What also strikes me from the data is a fairly significant increase in the share of jobs held by those aged from 55 to 64. At 6.5 percent of the total it is still relatively small, but it is still up from 5.2 percent in 2007. It could be that those boomers are all in wonderful, management jobs that they are thrilled to have, but in truth the reality is likely to be a little different. For those at the mature end of the labor force, job loss may mean a scramble to find a new position in an industry they may not have considered previously. If restaurants are hiring, well at least someone is.
The report does not say it outright but the fact is that for the past several years the weak U.S. labor market has cushioned restaurants from the weak U.S. economy. Put less nicely, cheap labor has helped offset slow sales and high food prices. With a falling U.S. unemployment rate, that it changing a little, and as the NRA phrases it, ‘The challenge of recruiting and retaining employees is making its way back onto the top-challenges list for restaurant operators, who have benefited from a deeper labor pool for the past several years’. So yes, it is going to cost more to hire people, which may cut into what are still narrow margins.

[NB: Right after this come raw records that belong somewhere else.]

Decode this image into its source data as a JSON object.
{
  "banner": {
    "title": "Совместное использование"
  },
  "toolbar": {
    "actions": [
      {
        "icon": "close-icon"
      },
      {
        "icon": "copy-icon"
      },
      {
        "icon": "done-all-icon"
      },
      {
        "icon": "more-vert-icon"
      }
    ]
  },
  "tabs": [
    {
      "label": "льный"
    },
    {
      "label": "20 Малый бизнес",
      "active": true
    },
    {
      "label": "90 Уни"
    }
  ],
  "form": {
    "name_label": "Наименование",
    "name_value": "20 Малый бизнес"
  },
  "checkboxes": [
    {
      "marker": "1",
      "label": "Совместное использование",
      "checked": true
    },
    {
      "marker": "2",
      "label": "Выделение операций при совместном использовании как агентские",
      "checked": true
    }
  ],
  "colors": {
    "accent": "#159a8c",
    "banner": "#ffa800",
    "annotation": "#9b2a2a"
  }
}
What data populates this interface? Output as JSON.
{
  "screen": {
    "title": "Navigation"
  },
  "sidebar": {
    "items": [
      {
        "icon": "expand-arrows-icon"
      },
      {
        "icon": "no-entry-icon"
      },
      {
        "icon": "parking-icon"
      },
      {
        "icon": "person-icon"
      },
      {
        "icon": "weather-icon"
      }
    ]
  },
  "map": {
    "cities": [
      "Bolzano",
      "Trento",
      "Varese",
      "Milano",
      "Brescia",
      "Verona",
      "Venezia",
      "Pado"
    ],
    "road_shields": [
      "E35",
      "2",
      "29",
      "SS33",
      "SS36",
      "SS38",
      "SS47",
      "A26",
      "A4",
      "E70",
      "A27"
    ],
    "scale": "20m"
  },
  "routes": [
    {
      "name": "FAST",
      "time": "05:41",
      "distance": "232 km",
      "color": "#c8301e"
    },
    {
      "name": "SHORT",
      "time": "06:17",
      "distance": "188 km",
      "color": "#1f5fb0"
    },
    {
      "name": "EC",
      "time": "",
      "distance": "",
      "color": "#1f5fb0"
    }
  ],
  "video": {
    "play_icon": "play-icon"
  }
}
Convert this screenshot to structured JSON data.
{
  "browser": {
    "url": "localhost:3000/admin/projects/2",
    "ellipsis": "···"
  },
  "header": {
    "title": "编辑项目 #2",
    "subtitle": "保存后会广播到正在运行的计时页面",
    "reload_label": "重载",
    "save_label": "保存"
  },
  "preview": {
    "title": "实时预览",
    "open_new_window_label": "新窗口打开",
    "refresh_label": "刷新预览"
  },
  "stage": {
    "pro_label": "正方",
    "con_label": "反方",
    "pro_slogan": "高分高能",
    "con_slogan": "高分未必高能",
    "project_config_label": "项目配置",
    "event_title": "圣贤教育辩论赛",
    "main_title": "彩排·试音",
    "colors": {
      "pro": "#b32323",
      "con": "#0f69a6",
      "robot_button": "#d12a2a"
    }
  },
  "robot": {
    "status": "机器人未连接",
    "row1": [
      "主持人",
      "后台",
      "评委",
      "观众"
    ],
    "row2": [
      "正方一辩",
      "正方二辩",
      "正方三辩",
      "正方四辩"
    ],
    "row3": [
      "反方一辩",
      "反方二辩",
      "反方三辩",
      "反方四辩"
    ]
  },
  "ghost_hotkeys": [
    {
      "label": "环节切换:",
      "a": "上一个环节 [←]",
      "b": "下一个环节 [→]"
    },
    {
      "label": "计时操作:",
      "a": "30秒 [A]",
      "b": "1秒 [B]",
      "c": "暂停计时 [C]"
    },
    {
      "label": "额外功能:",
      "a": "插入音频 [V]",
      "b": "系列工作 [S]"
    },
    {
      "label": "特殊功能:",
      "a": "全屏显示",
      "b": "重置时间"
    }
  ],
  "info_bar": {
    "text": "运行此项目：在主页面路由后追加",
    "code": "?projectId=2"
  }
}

Restaurants have a bunch of other challenges ahead – the biggest of which is high food prices. Mindful of the fragile economy, many of them have resisted passing those on (they have been paying more for everything from dairy products to pork). With things getting better, many may try to raise prices with what are likely to be varying degrees of success. In the lower price tiers, many consumers may prove to be very price elastic when it comes to eating out (that means if you raise prices, they will stop buying).
When economists look for economic bellwethers, they rarely mention the restaurant industry as one that they want to watch, instead giving the honor to manufacturing or construction or maybe courier services (think FedEx). This might be the year though that services, and particularly food services get a little more respect. Indeed, some closer scrutiny on restaurant spending may let us know whether this economic upturn really has legs.